Detailed Description
The invention is further illustrated by the following examples.
Example 1: subject selection and grouping basis
The study subjects were from the first-visit idiopathic male infertility case and healthy fertility control of the subsidiary hospital of the Nanjing medical university. The research content and the informed consent were approved by the ethical committee of the university of medical Nanjing, and were in compliance with the requirements of the relevant regulations. Cases and controls signed informed consent after understanding the content.
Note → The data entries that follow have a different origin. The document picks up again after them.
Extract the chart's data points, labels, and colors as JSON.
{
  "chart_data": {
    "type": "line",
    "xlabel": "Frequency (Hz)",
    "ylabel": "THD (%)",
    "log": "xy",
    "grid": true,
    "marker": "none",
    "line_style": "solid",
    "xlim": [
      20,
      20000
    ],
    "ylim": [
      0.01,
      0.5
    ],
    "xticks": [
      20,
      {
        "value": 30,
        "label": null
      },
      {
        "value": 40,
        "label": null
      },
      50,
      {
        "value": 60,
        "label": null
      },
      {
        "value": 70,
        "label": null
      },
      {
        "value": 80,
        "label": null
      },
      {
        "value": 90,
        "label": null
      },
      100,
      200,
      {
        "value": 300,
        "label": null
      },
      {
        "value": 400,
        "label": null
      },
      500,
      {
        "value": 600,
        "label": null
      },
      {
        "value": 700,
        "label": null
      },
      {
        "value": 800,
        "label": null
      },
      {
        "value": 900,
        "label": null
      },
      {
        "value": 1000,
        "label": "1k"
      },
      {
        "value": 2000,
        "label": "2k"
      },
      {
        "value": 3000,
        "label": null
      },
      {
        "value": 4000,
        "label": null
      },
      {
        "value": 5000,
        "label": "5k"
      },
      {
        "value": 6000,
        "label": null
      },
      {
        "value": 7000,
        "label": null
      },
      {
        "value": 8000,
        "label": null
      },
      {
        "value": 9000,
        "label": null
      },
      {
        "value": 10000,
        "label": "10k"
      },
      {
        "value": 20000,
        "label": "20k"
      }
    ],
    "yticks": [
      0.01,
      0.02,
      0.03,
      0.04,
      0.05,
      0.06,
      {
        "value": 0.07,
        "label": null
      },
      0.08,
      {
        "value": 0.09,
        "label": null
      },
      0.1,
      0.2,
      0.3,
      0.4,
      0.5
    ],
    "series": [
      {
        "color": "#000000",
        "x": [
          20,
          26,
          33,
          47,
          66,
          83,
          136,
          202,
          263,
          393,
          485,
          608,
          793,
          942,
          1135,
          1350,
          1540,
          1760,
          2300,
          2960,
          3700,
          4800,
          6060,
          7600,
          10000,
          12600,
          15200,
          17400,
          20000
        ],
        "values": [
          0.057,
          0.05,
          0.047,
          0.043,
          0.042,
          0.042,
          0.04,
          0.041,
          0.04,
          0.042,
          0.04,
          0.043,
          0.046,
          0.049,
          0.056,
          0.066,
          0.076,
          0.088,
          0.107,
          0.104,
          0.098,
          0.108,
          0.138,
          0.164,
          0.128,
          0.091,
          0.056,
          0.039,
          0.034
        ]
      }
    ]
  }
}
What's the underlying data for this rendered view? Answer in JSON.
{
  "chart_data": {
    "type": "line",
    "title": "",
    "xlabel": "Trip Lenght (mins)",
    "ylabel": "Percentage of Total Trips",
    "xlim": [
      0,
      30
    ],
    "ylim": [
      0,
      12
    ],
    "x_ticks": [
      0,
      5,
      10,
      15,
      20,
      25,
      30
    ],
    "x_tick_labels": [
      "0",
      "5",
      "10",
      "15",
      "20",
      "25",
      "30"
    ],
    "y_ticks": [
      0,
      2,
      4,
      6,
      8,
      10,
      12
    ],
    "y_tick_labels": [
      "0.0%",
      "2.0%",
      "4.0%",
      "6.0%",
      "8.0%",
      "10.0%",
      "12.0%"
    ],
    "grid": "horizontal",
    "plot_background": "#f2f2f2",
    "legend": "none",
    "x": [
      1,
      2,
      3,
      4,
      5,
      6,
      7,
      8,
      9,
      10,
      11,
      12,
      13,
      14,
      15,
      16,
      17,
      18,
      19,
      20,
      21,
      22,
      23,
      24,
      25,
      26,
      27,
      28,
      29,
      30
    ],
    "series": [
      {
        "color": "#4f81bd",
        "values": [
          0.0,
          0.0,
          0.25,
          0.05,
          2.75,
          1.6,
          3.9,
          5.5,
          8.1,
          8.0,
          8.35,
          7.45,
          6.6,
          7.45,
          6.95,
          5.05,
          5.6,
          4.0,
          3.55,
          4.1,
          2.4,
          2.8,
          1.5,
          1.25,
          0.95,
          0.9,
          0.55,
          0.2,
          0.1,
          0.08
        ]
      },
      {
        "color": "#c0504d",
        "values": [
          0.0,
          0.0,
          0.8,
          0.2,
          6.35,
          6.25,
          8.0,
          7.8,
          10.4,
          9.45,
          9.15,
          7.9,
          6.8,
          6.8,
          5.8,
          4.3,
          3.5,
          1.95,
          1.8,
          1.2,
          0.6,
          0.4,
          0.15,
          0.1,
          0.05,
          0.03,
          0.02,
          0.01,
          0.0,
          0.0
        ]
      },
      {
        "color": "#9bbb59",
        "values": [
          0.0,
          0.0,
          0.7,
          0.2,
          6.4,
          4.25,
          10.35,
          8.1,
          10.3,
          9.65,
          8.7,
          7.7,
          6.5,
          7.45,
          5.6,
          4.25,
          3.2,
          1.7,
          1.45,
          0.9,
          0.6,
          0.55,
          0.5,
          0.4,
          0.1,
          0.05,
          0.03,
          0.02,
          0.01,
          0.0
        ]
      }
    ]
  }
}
All subjects performed a complete physical examination and completed a questionnaire that included personal basic data, lifestyle habits, occupational and environmental exposure, genetic risk factors, sexual and reproductive function, disease history, and physical activity. In the first stage, 607 cases of idiopathic male infertility and 430 healthy controls were included as required; 15 cases of idiopathic male infertility and 15 healthy controls meeting the requirements at the second stage were used as screening subjects of urine biomarkers of idiopathic male infertility. The specific sample classification criteria are as follows:
first stage screening stage
Specifically diagnosed idiopathic male infertility 607 and healthy control 430 were randomized, for a total of 1037.
Group A: healthy control group (430 people):
1. age between 19 and 39 years;
2. a body mass index between 17 and 31;
3. a male with healthy reproductive capacity and having healthy offspring after 6-8 months;
4. there is no serious disease of the whole body.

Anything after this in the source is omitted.